Self-constructed mortgages are traditionally rarer than standard mortgages with less availability from Main Street banks. You may need to turn to a specialist lender and a mortgage broker or advisor should be able to help.
Earlier this spring, the UK government launched its’Help to build‘, a £ 150million initiative designed to make it easier and cheaper for people to build their own homes.
What loan criteria must be met?
Since most self-constructed mortgages are mortgage loans with arrears, you’ll usually need a large deposit to get started. This is typically at least 25% of the total cost of the land and estimated construction.
You will also be responsible for the costs of an initial appraisal and an “anticipated value”. A building permit is required, as is approval of the plans for the property you wish to build.
Some lenders may restrict the type of construction they lend on to common structures such as masonry and traditional timber framing. Whichever structure you choose, it will have to go through building rules.
You will also need to show a projection and a cost breakdown to convince the lender that the plan is feasible. Some will insist that a qualified quantity surveyor provide this information, and you will need to plan for a contingency in case of budget overruns – usually around 20%.
Affordability is also a consideration. If you are renting while the property is being built, a lender will factor in these costs.
How do interest rates compare?
Due to the additional risk for lenders, interest rates on self-constructed mortgages are normally higher than on standard mortgages.
The rate varies but can be around 4% to 6% in mid-2021. Arrangement fees will also vary depending on the terms of the broker or lender and you could be tied for one to three years.
Once the property is confirmed as habitable by a land surveyor, you may be able to downgrade to a lower interest rate during the tie-in period without penalty.

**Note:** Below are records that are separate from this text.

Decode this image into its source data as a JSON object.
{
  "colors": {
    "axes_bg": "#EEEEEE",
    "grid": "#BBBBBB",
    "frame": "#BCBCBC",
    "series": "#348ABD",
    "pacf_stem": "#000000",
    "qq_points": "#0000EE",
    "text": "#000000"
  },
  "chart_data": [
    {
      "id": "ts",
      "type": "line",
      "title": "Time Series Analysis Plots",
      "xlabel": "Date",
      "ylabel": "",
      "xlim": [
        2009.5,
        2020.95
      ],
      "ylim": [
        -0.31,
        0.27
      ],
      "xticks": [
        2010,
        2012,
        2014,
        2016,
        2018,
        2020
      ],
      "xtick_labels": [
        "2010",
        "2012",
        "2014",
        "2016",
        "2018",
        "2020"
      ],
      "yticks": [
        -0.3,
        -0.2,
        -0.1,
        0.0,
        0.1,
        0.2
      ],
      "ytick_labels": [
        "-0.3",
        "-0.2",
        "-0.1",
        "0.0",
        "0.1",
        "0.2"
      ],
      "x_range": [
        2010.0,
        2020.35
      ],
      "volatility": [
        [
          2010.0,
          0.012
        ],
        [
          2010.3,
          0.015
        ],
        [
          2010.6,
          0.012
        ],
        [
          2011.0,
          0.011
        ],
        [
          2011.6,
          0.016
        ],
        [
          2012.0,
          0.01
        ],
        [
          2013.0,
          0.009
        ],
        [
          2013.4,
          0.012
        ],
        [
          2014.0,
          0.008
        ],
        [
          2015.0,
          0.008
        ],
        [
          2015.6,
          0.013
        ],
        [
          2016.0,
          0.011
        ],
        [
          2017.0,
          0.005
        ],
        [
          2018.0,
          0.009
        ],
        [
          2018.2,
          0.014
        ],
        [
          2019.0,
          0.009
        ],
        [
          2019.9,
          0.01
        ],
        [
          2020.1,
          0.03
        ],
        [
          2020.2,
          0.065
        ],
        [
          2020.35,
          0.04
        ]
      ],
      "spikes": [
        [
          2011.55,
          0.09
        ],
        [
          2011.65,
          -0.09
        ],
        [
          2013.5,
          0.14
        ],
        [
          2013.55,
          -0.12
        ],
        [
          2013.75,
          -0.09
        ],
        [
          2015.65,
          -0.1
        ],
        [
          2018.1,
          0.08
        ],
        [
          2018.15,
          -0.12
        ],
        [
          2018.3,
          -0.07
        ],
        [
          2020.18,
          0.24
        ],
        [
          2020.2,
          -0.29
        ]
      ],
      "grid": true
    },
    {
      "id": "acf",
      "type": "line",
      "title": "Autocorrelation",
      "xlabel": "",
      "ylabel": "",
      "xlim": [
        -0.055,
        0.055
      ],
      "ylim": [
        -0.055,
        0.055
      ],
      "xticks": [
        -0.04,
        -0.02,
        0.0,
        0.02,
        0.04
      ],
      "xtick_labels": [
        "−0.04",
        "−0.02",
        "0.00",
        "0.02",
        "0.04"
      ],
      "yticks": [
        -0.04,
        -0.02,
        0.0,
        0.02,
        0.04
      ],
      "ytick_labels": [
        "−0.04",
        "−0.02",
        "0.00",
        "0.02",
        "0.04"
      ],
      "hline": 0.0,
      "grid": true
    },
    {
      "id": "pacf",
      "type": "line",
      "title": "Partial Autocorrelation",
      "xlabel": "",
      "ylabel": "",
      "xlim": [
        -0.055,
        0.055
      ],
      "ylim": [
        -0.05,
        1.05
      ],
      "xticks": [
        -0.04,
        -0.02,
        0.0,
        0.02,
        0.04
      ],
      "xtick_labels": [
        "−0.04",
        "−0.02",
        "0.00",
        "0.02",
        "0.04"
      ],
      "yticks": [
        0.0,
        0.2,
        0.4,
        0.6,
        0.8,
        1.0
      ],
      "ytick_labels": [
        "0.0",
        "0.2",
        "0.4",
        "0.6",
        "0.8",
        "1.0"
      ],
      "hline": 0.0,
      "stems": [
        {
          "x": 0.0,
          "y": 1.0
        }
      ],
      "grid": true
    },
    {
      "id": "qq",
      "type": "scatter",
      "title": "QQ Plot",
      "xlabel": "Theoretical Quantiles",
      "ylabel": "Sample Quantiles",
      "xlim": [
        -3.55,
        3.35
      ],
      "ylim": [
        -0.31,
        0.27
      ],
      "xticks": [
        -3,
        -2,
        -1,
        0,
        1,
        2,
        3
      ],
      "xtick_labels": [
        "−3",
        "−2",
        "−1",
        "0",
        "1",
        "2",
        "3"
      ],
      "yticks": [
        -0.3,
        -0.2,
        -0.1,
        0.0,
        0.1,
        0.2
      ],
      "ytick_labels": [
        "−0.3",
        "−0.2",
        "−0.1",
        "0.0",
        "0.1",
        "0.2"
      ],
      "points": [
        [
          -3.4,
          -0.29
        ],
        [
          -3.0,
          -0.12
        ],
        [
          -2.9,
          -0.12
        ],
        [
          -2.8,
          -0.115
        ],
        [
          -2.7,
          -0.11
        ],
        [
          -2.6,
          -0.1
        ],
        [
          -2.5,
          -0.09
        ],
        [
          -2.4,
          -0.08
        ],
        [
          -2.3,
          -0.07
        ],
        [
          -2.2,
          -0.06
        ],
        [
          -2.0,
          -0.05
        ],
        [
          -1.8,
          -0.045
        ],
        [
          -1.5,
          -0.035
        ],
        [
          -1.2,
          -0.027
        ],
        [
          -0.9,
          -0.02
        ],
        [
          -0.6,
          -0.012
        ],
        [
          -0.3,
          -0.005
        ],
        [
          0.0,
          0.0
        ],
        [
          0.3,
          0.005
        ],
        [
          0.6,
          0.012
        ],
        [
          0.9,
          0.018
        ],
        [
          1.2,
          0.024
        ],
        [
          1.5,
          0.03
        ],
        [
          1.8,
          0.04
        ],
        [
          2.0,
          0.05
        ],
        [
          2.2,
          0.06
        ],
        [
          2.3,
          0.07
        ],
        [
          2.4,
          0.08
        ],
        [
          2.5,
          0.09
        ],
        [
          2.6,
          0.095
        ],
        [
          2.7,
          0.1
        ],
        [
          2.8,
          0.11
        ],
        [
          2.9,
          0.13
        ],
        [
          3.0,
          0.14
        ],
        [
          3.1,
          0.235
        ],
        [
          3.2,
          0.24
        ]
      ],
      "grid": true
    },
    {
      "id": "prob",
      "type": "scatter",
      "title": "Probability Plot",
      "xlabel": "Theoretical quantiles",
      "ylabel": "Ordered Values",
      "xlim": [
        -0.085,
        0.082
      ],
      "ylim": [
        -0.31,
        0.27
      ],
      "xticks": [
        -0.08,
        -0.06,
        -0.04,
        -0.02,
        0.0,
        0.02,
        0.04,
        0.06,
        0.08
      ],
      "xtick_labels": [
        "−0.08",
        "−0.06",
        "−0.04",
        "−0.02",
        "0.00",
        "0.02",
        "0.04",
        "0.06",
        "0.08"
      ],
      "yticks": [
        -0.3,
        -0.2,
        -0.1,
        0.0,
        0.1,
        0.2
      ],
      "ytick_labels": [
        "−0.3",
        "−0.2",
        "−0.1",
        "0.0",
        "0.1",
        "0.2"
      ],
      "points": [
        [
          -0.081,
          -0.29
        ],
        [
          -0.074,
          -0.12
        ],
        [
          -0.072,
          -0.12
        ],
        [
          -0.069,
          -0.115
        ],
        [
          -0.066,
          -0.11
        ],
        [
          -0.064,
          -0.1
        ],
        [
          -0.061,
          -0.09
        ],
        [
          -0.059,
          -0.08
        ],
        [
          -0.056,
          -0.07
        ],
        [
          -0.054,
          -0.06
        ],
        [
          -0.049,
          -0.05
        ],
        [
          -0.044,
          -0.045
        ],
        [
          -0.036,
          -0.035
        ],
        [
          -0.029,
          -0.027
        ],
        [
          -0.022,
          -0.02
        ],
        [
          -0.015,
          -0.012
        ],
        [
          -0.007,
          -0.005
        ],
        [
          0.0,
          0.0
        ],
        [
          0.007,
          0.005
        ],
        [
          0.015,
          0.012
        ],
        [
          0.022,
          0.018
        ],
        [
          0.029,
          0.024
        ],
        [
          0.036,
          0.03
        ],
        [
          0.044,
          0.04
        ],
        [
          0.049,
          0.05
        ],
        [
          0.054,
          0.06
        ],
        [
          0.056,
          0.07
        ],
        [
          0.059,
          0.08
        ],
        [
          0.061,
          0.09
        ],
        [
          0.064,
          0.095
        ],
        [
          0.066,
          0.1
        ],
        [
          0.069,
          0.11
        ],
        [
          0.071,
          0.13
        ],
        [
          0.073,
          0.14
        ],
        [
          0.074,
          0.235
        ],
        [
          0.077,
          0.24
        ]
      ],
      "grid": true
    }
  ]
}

Although fewer lenders are offering self-constructed mortgages, you will still have access to different types of mortgages, including fixed rate and follow-up options.
Are there additional papers?
Compared to other forms of mortgage loan, you will need to produce additional documents when applying for a mortgage loan.
This generally includes the production of documents relating to:
- Building permit
- Construction plans
- Project cost estimate
- Approval of building regulations including SAP calculation (energy consumption)
- Construction site insurance and structural guarantee
- The professional civil liability guarantee of the architect
What are the advantages and disadvantages of a self-constructed mortgage?
- Interest rates are higher, which makes borrowing more expensive
- Limited choice of lenders
- Strict loan criteria, including a large deposit
- Risk of construction budget / deadline overrun
- You will be funded to build your own dream property in the style you choose
What is the alternative to a self-constructed mortgage loan?
If you already own a property with enough equity, you may want to consider a bridging loan.
This is where you remortgage to pay for the land and the costs of building your new business and when done, sell your old home to pay off the loan.
The downside to bridging loans is that they can be more expensive. This is a short term option where the arrangement fee, and even the exit fee, can be quite high.